Jamais non plus il n'aurait pu croire que durant une courte semaine, après la convalescence, un bras encore en écharpe, dans cet hôpital résonnant de râles de blessés, il fût possible d'aimer, de s'attacher à une femme, avec l'impression d'avoir toujours connu ces yeux, ce timbre un peu sourd de la voix, ce corps. Mais surtout si du temps de son ancienne vie, à Moscou, un ami lui avait parlé d'un tel amour, Alexeï lui aurait ri au nez, ne voyant dans cette liaison qu'une série d'accouplements hâtifs, de silences obtus entre une infirmière et un convalescent qui n'avaient que leurs corps pour tout échange. Il se serait gaussé de ces détails comiques bons pour un roman campagnard: ce bouquet ébouriffé qu'il avait cueilli de sa main valide le long d'un chemin, ces boucles d'oreilles à la dorure usée, les doigts de la femme brunis par la teinture d'iode.
Il y eut tout cela durant cette semaine de convalescence. Cet hôpital qui, avant l'offensive qui se préparait, vivait quelques jours de répit dans l'attente de nouveaux convois de blessés. L'odeur lourde de sang et de chair meurtrie. Cette femme, de quinze ans son aînée, qui semblait s'apercevoir de nouveau que les saisons existaient, que ce souffle chaud de la terre, cette écume du lilas s'appelait printemps, qu'un homme, ce soldat un peu gauche avec qui elle se mit un jour à parler, pouvait devenir très proche, qu'ils devenaient très proches, malgré elle, malgré lui, malgré tout. Et quand il la surprit, un soir, en surgissant sur le chemin qui menait de l'hôpital à l'isba où elle logeait, lui avec ce bras en écharpe et ce bouquet, elle sentit sa voix se dégeler: «C'est la première fois qu'on me…» Il ne la laissa pas terminer, se hâta de plaisanter, de la faire rire. Puis se tut et jusqu'à son départ, une semaine après, il crut que c'était son bras encore douloureux qui l'empêchait de se rassasier de ce corps féminin, d'épuiser tout ce qu'elle lui donnait.

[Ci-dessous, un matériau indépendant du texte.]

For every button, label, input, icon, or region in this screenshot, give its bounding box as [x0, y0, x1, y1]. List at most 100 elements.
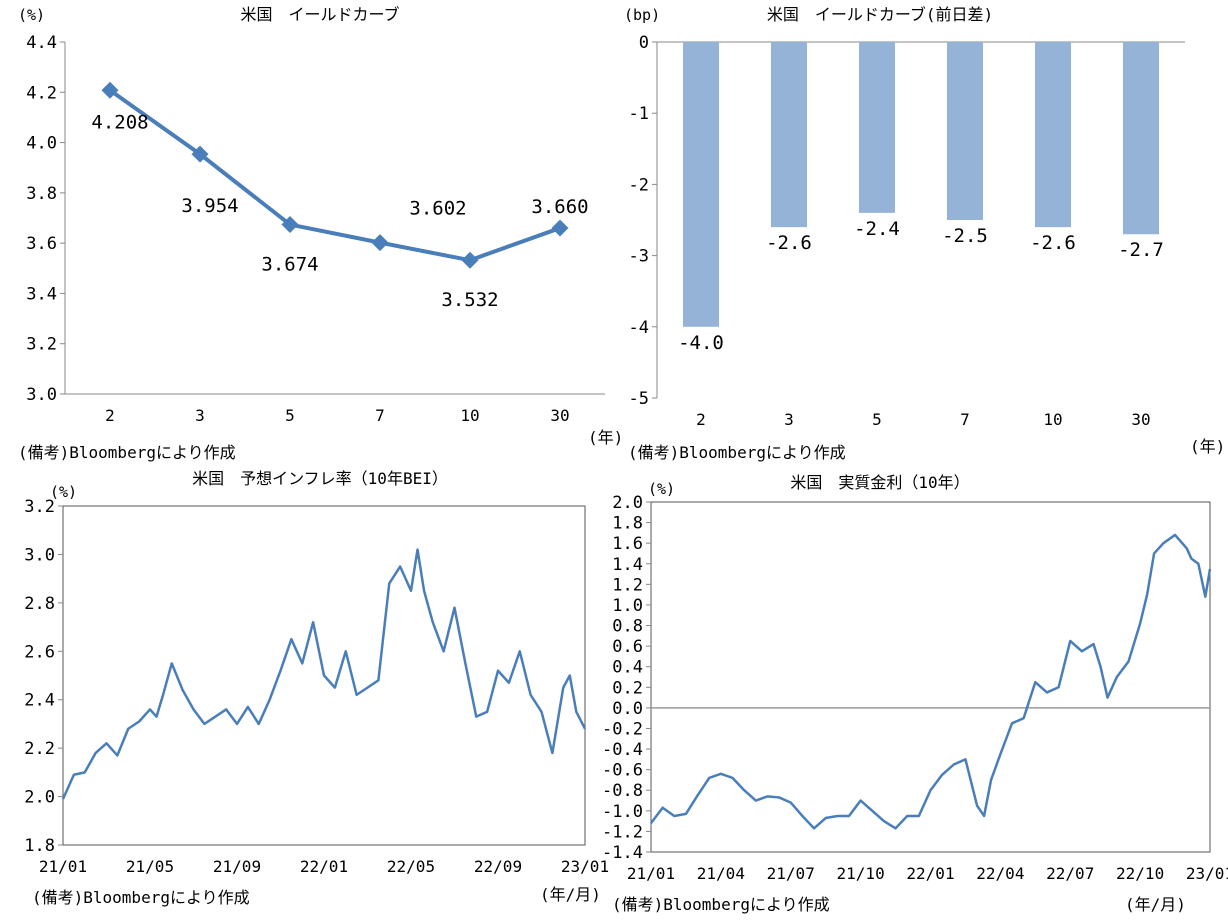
y-tick-label: 0.8 — [612, 617, 643, 637]
bar — [859, 42, 895, 213]
x-tick-label: 22/09 — [474, 857, 522, 876]
chart-title: 米国 実質金利（10年） — [790, 473, 969, 492]
x-tick-label: 23/01 — [561, 857, 609, 876]
series-line — [650, 533, 1212, 830]
y-tick-label: -1.0 — [602, 802, 643, 822]
y-axis-unit: (bp) — [624, 6, 660, 24]
y-axis-unit: (%) — [648, 480, 675, 498]
y-tick-label: 0.0 — [612, 699, 643, 719]
x-tick-label: 30 — [1131, 410, 1150, 429]
y-tick-label: -0.8 — [602, 781, 643, 801]
y-tick-label: 3.8 — [26, 184, 57, 204]
y-tick-label: 2.8 — [24, 594, 55, 614]
y-tick-label: 4.0 — [26, 134, 57, 154]
y-tick-label: 2.0 — [24, 788, 55, 808]
data-label: -4.0 — [678, 332, 724, 354]
data-marker — [191, 145, 209, 163]
y-tick-label: -3 — [629, 247, 649, 267]
y-tick-label: 1.0 — [612, 596, 643, 616]
x-axis-unit: (年/月) — [1125, 895, 1186, 914]
x-axis-unit: (年) — [588, 428, 623, 447]
x-tick-label: 22/05 — [387, 857, 435, 876]
data-marker — [281, 216, 299, 234]
y-tick-label: 1.8 — [612, 514, 643, 534]
source-note: (備考)Bloombergにより作成 — [32, 888, 250, 907]
bar — [683, 42, 719, 327]
bar — [947, 42, 983, 220]
y-axis-unit: (%) — [18, 6, 45, 24]
source-note: (備考)Bloombergにより作成 — [18, 443, 236, 462]
x-tick-label: 7 — [960, 410, 970, 429]
bar — [1035, 42, 1071, 228]
y-tick-label: 3.2 — [24, 497, 55, 517]
y-axis-unit: (%) — [50, 483, 77, 501]
y-tick-label: 2.2 — [24, 739, 55, 759]
data-marker — [551, 219, 569, 237]
x-tick-label: 10 — [460, 406, 479, 425]
x-tick-label: 2 — [696, 410, 706, 429]
y-tick-label: -0.2 — [602, 719, 643, 739]
chart-1: 米国 イールドカーブ (%) (年) (備考)Bloombergにより作成 3.0 3.2… — [18, 5, 623, 462]
y-tick-label: 2.4 — [24, 691, 55, 711]
x-tick-label: 21/04 — [697, 864, 745, 883]
chart-title: 米国 イールドカーブ — [240, 5, 399, 24]
y-tick-label: 1.4 — [612, 555, 643, 575]
data-label: 3.674 — [261, 254, 318, 276]
data-marker — [101, 81, 119, 99]
x-tick-label: 7 — [375, 406, 385, 425]
y-tick-label: 3.4 — [26, 284, 57, 304]
x-tick-label: 21/01 — [627, 864, 675, 883]
chart-title: 米国 予想インフレ率（10年BEI） — [192, 469, 448, 488]
y-tick-label: 0.6 — [612, 637, 643, 657]
y-tick-label: 1.8 — [24, 836, 55, 856]
data-label: 4.208 — [91, 111, 148, 133]
data-label: -2.6 — [1030, 232, 1076, 254]
x-tick-label: 3 — [195, 406, 205, 425]
x-tick-label: 22/07 — [1046, 864, 1094, 883]
x-tick-label: 3 — [784, 410, 794, 429]
data-label: -2.5 — [942, 225, 988, 247]
series-line — [61, 548, 587, 800]
data-label: -2.6 — [766, 232, 812, 254]
x-tick-label: 2 — [105, 406, 115, 425]
x-tick-label: 22/01 — [906, 864, 954, 883]
y-tick-label: 0.2 — [612, 678, 643, 698]
y-tick-label: 4.2 — [26, 83, 57, 103]
y-tick-label: 3.6 — [26, 234, 57, 254]
source-note: (備考)Bloombergにより作成 — [628, 443, 846, 462]
series-line — [108, 88, 561, 263]
y-tick-label: -2 — [629, 175, 649, 195]
y-tick-label: -4 — [629, 318, 649, 338]
x-tick-label: 21/01 — [39, 857, 87, 876]
x-tick-label: 5 — [285, 406, 295, 425]
y-tick-label: 3.2 — [26, 335, 57, 355]
x-axis-unit: (年) — [1190, 437, 1225, 456]
y-tick-label: -0.4 — [602, 740, 643, 760]
data-label: -2.7 — [1118, 239, 1164, 261]
y-tick-label: 0.4 — [612, 658, 643, 678]
bar — [1123, 42, 1159, 235]
data-marker — [371, 234, 389, 252]
x-tick-label: 30 — [550, 406, 569, 425]
plot-frame — [62, 505, 586, 846]
y-tick-label: -1 — [629, 104, 649, 124]
x-tick-label: 22/01 — [300, 857, 348, 876]
x-tick-label: 22/10 — [1116, 864, 1164, 883]
source-note: (備考)Bloombergにより作成 — [612, 895, 830, 914]
y-tick-label: 4.4 — [26, 33, 57, 53]
y-tick-label: -0.6 — [602, 761, 643, 781]
x-axis-unit: (年/月) — [540, 885, 601, 904]
x-tick-label: 21/07 — [767, 864, 815, 883]
bar — [771, 42, 807, 228]
x-tick-label: 23/01 — [1186, 864, 1228, 883]
data-label: 3.660 — [531, 196, 588, 218]
y-tick-label: 3.0 — [24, 545, 55, 565]
data-label: -2.4 — [854, 218, 900, 240]
x-tick-label: 22/04 — [976, 864, 1024, 883]
y-tick-label: 2.6 — [24, 642, 55, 662]
x-tick-label: 21/09 — [213, 857, 261, 876]
y-tick-label: 0 — [639, 33, 649, 53]
chart-3: 米国 予想インフレ率（10年BEI） (%) (年/月) (備考)Bloombergに… — [24, 469, 609, 907]
chart-2: 米国 イールドカーブ(前日差) (bp) (年) (備考)Bloombergにより作成… — [624, 5, 1225, 462]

Dans les tranchées cette faim inassouvie reviendrait, mais déjà plus ample, convoitant et la poussière du chemin qui menait vers l'isba (il aurait tout donné pour pouvoir tout simplement toucher ces ornières tièdes éclairées par le couchant), et le reflet des gouttes qui, après une brève ondée nocturne, glissaient du toit et captaient dans leur chute l'éclat de la lune. Il comprendrait qu'il désirait maintenant jusqu'à l'odeur âpre de la teinture d'iode que dégageaient ces paumes un peu rêches dont il sentait encore la caresse sur son visage. Cette odeur résista mieux au temps que le souvenir charnel, effacé par la vue des corps sans vie, par les rencontres d'une heure avec ces femmes qui ne lui laissaient ni le souvenir d'un visage, ni un talisman comme cette teinture d'iode.

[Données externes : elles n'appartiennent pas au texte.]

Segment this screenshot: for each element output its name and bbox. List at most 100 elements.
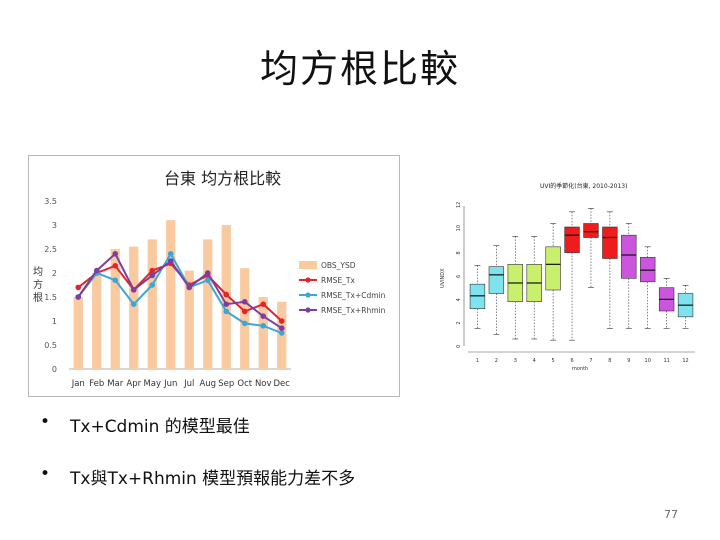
- x-tick-label: Aug: [199, 379, 216, 389]
- point-RMSE_Tx+Cdmin: [278, 330, 285, 336]
- x-tick-label: Jan: [71, 379, 85, 389]
- point-RMSE_Tx+Cdmin: [204, 277, 211, 283]
- bullet-dot-icon: •: [40, 464, 51, 484]
- boxplot-x-tick: 8: [608, 358, 611, 364]
- bar-OBS_YSD: [184, 270, 194, 369]
- y-axis-label: 均方根: [33, 266, 43, 304]
- point-RMSE_Tx+Rhmin: [167, 258, 174, 264]
- point-RMSE_Tx+Rhmin: [204, 270, 211, 276]
- line-RMSE_Tx+Rhmin: [77, 252, 283, 330]
- point-RMSE_Tx+Cdmin: [260, 323, 267, 329]
- x-tick-label: Feb: [89, 379, 104, 389]
- box-body: [545, 246, 561, 291]
- point-RMSE_Tx+Rhmin: [130, 287, 137, 293]
- point-RMSE_Tx+Rhmin: [186, 284, 193, 291]
- bar-OBS_YSD: [129, 246, 139, 369]
- boxplot-x-tick: 3: [514, 358, 517, 364]
- x-tick-label: May: [143, 379, 161, 389]
- bar-OBS_YSD: [110, 249, 120, 369]
- point-RMSE_Tx: [260, 301, 267, 307]
- bar-OBS_YSD: [166, 220, 176, 369]
- boxplot-x-tick: 7: [589, 358, 592, 364]
- boxplot-y-label: UVINDX: [440, 268, 446, 288]
- bar-OBS_YSD: [92, 273, 102, 369]
- x-tick-label: Apr: [126, 379, 141, 389]
- boxplot-x-tick: 11: [663, 358, 669, 364]
- boxplot-y-tick: 0: [456, 345, 462, 348]
- point-RMSE_Tx: [241, 308, 248, 315]
- point-RMSE_Tx: [112, 263, 119, 269]
- y-tick-label: 2: [52, 269, 57, 278]
- legend-marker: [305, 292, 311, 298]
- y-axis-label-char: 均: [33, 266, 43, 278]
- slide-title: 均方根比較: [259, 47, 460, 91]
- boxplot-x-label: month: [572, 366, 588, 372]
- point-RMSE_Tx+Rhmin: [149, 272, 156, 279]
- boxplot-x-tick: 6: [570, 358, 573, 364]
- boxplot-title: UVI的季節化(台東, 2010-2013): [540, 182, 627, 190]
- x-tick-label: Mar: [107, 379, 124, 389]
- box-body: [488, 266, 505, 294]
- bar-OBS_YSD: [73, 297, 83, 369]
- rmse-chart-svg: 台東 均方根比較 均方根 Jan Feb Mar Apr May Jun Jul Aug Sep…: [33, 169, 386, 389]
- box-body: [583, 223, 599, 238]
- y-tick-label: 2.5: [44, 245, 57, 254]
- legend-marker: [305, 277, 311, 283]
- point-RMSE_Tx: [223, 291, 230, 298]
- bullet-item: • Tx與Tx+Rhmin 模型預報能力差不多: [40, 464, 680, 516]
- y-tick-label: 3: [52, 221, 57, 230]
- x-tick-label: Dec: [274, 379, 291, 389]
- x-tick-label: Jun: [163, 379, 177, 389]
- point-RMSE_Tx: [75, 284, 82, 291]
- bar-OBS_YSD: [240, 268, 250, 369]
- y-tick-label: 0: [52, 365, 57, 374]
- point-RMSE_Tx+Cdmin: [167, 251, 174, 257]
- boxplot-x-tick: 12: [682, 358, 688, 364]
- y-tick-label: 1: [52, 317, 57, 326]
- y-tick-label: 0.5: [44, 341, 57, 350]
- boxplot-x-tick: 9: [627, 358, 630, 364]
- point-RMSE_Tx+Cdmin: [130, 301, 137, 307]
- point-RMSE_Tx+Cdmin: [149, 282, 156, 288]
- y-axis-label-char: 根: [33, 291, 43, 304]
- x-tick-label: Jul: [183, 379, 194, 389]
- point-RMSE_Tx+Cdmin: [241, 320, 248, 327]
- box-body: [602, 226, 618, 259]
- point-RMSE_Tx+Rhmin: [93, 267, 100, 274]
- x-tick-label: Oct: [237, 379, 252, 389]
- point-RMSE_Tx+Rhmin: [75, 294, 82, 300]
- legend-label: RMSE_Tx+Rhmin: [321, 306, 386, 315]
- box-body: [564, 226, 580, 253]
- boxplot-x-tick: 4: [533, 358, 536, 364]
- point-RMSE_Tx+Rhmin: [112, 251, 119, 257]
- boxplot-y-tick: 12: [456, 202, 462, 208]
- boxplot-y-tick: 10: [456, 225, 462, 231]
- boxplot-x-tick: 5: [552, 358, 555, 364]
- bar-OBS_YSD: [147, 239, 157, 369]
- point-RMSE_Tx+Rhmin: [278, 325, 285, 331]
- boxplot-x-tick: 1: [476, 358, 479, 364]
- boxplot-y-tick: 2: [456, 321, 462, 324]
- bullet-text: Tx與Tx+Rhmin 模型預報能力差不多: [70, 469, 356, 489]
- x-tick-label: Nov: [255, 379, 272, 389]
- boxplot-x-tick: 10: [645, 358, 651, 364]
- point-RMSE_Tx+Cdmin: [223, 308, 230, 315]
- line-RMSE_Tx+Cdmin: [77, 251, 283, 334]
- y-tick-label: 1.5: [44, 293, 57, 302]
- bar-OBS_YSD: [258, 297, 268, 369]
- bullet-text: Tx+Cdmin 的模型最佳: [70, 417, 250, 437]
- chart-title: 台東 均方根比較: [164, 169, 281, 188]
- point-RMSE_Tx+Rhmin: [223, 301, 230, 307]
- legend-swatch: [299, 261, 317, 269]
- x-tick-label: Sep: [218, 379, 234, 389]
- boxplot-y-tick: 4: [456, 298, 462, 301]
- page-number: 77: [664, 508, 678, 521]
- boxplot-y-tick: 8: [456, 251, 462, 254]
- point-RMSE_Tx: [278, 318, 285, 324]
- boxplot-y-tick: 6: [456, 275, 462, 278]
- point-RMSE_Tx+Rhmin: [260, 313, 267, 319]
- boxplot-x-tick: 2: [495, 358, 498, 364]
- y-axis-label-char: 方: [33, 278, 43, 291]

Les seuls moments où la peur d'être démasqué revenait étaient ceux où il avait une chance – une malchance pour lui – d'être décoré. La commission qui en décidait, surtout s'il s'agissait d'un ordre, vérifiait le passé du militaire pour ne pas distinguer un ancien détenu ou un exclu du Parti. Alexeï avait depuis longtemps appris à paraître terne et, souvent le premier dans les assauts, savait s'effacer après la fin d'un combat, quand le commandant relevait les noms des plus braves.